1. Inputs: Most MEP designs rely heavily on inputs from the environmental and envelope model, typically provided by the architect and/or other engineers. The number of occupants accommodated in a building will drive the number of WC's which will in turn drive the water and drainage system sizing. The geometry and facade design will drive the heat gain in the various rooms and in turn drive the HVAC design. So, the architect's GC model can hopefully be used to flex and explore different options to chase down the most efficient MEP solution. The MEP nitty gritty model elements (ducts, pipes etc) do not need to be GC nodes -in the first instance- to benefit indirectly from GC.
This however assumes that the MEP user can use GC's Scenario Services to automatically calculate the MEP impacts of the iterations produced by flexing the architecural GC model. STAAD seems to be hooked up, Not sure about AES or Hevacomp.
2. Routing: A big part, time-wise, of any MEP design is routing. GenMEP has attracted some attention with its rules-based smart routing / clash avoidance tool. I suppose it is 'generative' and might be using a GA or it could be something rules-based like Bentley's PlantWise or Selvaag Bluethink which been doing auto-routing for decades. Really applicable in the early 'form finding' stages of the design where GC is typically used. In any case, auto-routing needs a different computational approach to what GC does, which is more 'scripting'-based.
Maybe, we will see PlantWise become a Companion app in Aecosim or BRCM at some point.

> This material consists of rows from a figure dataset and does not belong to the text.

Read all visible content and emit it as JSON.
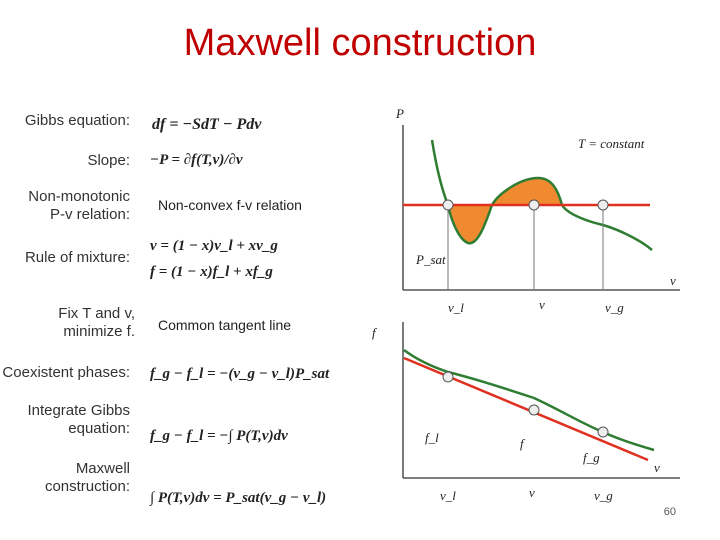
{
  "title": "Maxwell construction",
  "labels": {
    "gibbs": "Gibbs equation:",
    "slope": "Slope:",
    "nonmono": "Non-monotonic P-v relation:",
    "rule": "Rule of mixture:",
    "fix": "Fix T and v, minimize f.",
    "coexist": "Coexistent phases:",
    "integrate": "Integrate Gibbs equation:",
    "maxwell": "Maxwell construction:"
  },
  "equations": {
    "gibbs": "df = −SdT − Pdv",
    "slope": "−P = ∂f(T,v)/∂v",
    "rule_v": "v = (1 − x)v_l + xv_g",
    "rule_f": "f = (1 − x)f_l + xf_g",
    "coexist": "f_g − f_l = −(v_g − v_l)P_sat",
    "integrate": "f_g − f_l = −∫ P(T,v)dv",
    "maxwell": "∫ P(T,v)dv = P_sat(v_g − v_l)"
  },
  "notes": {
    "nonconvex": "Non-convex f-v relation",
    "tangent": "Common tangent line"
  },
  "top_graph": {
    "y_axis": "P",
    "x_axis": "v",
    "curve_label": "T = constant",
    "psat": "P_sat",
    "ticks": [
      "v_l",
      "v",
      "v_g"
    ]
  },
  "bottom_graph": {
    "y_axis": "f",
    "x_axis": "v",
    "point_labels": [
      "f_l",
      "f",
      "f_g"
    ],
    "ticks": [
      "v_l",
      "v",
      "v_g"
    ]
  },
  "page_number": "60",
  "colors": {
    "title": "#c00000",
    "curve": "#2e7d32",
    "line": "#e03020",
    "fill": "#f08a30"
  }
}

3. 'Fine-grain' automation: GC would be good at providing a visual programming tool to support what I would describe as 'fine-grain' ad hoc automation tools. This example from the Catia world is based on automatically placing parts based on the selected pipe sizes / materials. This kind of rules-based 'if-then' branching type processing can also be scaled up using 'templates' to create whole systems. Yea.. there will be places where the results would need to be topped and tailed, but it will still be a lot quicker that doing things manually. Good for early stage costing? Cost is a key cumulative dimension to BIM that will have huge spillover impacts on the whole BIM exercise.
Like Dy'mo, this kind of automation can also be extended to automate the drawing production and quantification workflows. The big advantage tools like Catia's KnowledgeWare, Dy'mo and in theory GC have is that they provide 3d geometry-savvy scripting support, where you the domain expert would otherwise have to 'roll your own' using VBA or LISP or whatever, which is a pretty big blocker. And, let's face it, even if you didn't have to deal with 3d issues, having a visual programming interface is a lot more productive for a lot of the modest-but-legion (realistically only be done by your (super) user, not your expensive non-domain expert pro-coder) automation wins that will add up. Notice how Dynamo was able to extract 'database' info like pressure drops from the R'vit MEP model without any coding.
Going beyond modeling, this kind of Catia-style, wall-to-wall support for scripting/automation would also enable direct-to-fabrication and plug into all that engineer-to-order goodness that the manufacturing world offers.